What Makes a Book Good?


We are enjoying the company of our grandchildren. Each summer they visit us for a week or so without their parents. Lola, who will be nine about the time school starts, and I were talking about books. She’s a reader, and I abet her by giving her lots of books for Christmas. She started our conversation on this topic by exclaiming, “This is such a good book. It’s only the second chapter and already something really bad has happened.”

Aha, I thought, a chance to learn what makes a book good from a nascent reader—Lola hasn’t yet had a teacher like Mrs. Zarroli who Ramona talked about on Friday to learn from, so hers is an unadulterated experience. I asked Lola a bunch of questions and here’s what she said.

What’s a good beginning? I like bad things to happen at the beginning, even if I don’t understand them. And a good book has to have a mystery.

What makes interesting characters? The people in the book have to take risks. They have to be sneaky and stuff like that. In this book they had to break into the principal’s office. They take on a lot of stuff that we do not. If something goes wrong then something really bad is going to happen to them.

There is a pair of sisters that are so unalike. One is grouchy and the other is very nice. One likes fairy tales and the other doesn’t. Sometimes one is nice and sometimes the other isn’t. But they have to do stuff together. A good character in my opinion is brave and smart; they can trust people; they can take a lot of risk. If they’re funny that’s good too.

And I don’t like it when (for example) Sabrina magically pulled out of her pants pocket a whistle called the wind and blew away the problem.

What makes a good book’s ending? Usually it ends well, but sometimes the best books don’t end well and that can be good too.

There you have it from an eight-year old. We don’t need to graduate from high school, be an English Lit major in college or earn an MFA degree. Kids know good stories when they hear or read one: You need a good early hook and there has to be a mystery. You need interesting characters; they can’t be all alike and there has to be conflict. The characters need to be larger than life and take risks—risks that we wouldn’t normally take.

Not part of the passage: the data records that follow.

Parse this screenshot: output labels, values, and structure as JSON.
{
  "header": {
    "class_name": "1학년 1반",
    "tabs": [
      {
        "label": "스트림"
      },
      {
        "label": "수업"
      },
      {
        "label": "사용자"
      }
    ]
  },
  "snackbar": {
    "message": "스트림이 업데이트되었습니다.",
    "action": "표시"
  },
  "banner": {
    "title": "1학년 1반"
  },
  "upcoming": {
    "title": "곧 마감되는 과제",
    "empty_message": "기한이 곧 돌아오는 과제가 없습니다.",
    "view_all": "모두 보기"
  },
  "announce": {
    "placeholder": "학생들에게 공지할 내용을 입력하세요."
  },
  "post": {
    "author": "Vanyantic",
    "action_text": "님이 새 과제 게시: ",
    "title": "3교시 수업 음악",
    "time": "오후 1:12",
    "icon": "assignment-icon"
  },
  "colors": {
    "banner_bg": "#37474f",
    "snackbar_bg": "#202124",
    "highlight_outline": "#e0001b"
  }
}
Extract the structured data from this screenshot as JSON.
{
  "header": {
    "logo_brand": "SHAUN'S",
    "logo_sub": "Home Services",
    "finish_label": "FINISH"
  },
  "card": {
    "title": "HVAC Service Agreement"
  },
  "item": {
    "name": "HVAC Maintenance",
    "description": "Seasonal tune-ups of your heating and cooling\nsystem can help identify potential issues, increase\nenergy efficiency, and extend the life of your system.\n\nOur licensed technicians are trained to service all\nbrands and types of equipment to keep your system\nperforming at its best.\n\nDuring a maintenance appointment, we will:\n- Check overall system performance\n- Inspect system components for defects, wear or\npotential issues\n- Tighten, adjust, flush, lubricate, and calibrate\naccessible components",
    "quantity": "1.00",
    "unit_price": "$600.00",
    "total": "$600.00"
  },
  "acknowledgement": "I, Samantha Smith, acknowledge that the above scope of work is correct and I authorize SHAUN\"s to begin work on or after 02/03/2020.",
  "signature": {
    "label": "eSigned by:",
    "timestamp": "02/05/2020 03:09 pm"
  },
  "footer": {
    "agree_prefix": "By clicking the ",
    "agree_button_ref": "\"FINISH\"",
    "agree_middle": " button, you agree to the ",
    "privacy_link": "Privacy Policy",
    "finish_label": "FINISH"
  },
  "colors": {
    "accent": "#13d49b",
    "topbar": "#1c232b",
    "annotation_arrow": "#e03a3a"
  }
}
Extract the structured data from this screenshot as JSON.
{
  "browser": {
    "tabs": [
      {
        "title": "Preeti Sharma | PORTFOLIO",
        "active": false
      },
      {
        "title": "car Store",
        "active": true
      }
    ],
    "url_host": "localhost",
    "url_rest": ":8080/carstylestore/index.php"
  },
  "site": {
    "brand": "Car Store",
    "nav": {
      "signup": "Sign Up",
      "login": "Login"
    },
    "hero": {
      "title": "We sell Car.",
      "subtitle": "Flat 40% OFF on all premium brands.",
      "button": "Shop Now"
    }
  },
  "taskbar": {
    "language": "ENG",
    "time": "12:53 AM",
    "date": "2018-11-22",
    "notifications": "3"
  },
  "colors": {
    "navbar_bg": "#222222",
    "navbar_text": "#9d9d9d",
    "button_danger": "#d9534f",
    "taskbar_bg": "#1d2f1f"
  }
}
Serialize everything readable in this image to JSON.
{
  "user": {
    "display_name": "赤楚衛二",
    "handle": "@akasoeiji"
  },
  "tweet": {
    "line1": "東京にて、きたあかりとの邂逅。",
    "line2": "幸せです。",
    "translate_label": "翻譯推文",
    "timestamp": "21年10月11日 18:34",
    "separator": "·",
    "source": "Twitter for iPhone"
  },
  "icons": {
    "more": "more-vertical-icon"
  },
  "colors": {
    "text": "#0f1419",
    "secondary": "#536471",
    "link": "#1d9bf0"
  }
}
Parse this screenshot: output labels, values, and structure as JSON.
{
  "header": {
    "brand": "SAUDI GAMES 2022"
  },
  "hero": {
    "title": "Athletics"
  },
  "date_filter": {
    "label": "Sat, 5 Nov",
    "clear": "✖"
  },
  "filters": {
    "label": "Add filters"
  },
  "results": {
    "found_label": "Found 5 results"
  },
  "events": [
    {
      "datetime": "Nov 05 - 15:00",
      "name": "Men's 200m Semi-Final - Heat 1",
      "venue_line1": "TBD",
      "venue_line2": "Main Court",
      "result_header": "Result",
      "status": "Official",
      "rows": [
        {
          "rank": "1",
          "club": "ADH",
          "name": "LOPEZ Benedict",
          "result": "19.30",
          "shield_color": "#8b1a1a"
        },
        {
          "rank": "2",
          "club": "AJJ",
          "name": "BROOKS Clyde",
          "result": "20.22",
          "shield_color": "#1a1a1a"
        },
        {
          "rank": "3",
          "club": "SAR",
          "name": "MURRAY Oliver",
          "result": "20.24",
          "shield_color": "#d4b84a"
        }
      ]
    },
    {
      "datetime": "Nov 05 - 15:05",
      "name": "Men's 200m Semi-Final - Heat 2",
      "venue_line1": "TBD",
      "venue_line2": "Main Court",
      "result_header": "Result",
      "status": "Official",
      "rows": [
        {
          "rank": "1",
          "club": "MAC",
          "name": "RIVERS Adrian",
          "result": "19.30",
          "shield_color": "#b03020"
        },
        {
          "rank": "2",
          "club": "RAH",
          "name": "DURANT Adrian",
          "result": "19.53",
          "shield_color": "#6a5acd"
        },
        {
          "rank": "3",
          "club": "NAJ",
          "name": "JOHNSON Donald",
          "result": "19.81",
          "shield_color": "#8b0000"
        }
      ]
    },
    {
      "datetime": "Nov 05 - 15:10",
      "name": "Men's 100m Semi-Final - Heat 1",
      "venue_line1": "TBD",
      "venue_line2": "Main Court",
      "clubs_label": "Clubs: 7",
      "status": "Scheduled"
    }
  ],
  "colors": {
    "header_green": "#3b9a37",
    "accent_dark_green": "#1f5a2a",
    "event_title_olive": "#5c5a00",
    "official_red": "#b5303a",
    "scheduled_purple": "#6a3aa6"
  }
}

The plot has to make sense. Deus ex machina is a big no-no, and the ending can be either a good thing or a bad thing as long as it’s satisfying.

What’s so hard about that?

~ Jim

6 comments:

Ramona said...

Young Lola could teach writing workshops. Her comments are terrific.

kd easley said...

That was great. She covered all the points. You may have a future writer on your hands.

James Montgomery Jackson said...

Lola is a writer, although she thinks of herself as more of an artist because she illustrates her stories and prefers to verbalize her stories rather than to write them. (Who can blame her when she's at an age where her verbal vocabulary far exceeds her spelling vocabulary.)

The only question is what she'll choose to do with her talents. It will be fun to watch them mature.

~Jim

Polly said...

Absolutely loved your granddaughter's comments, Jim. Makes me want to start some of my books over. What a smart young lady.

Annette said...

As a former school librarian, I really appreciate this post.

Anonymous said...

Lola has positively nailed it. I think I need her help on my WIP.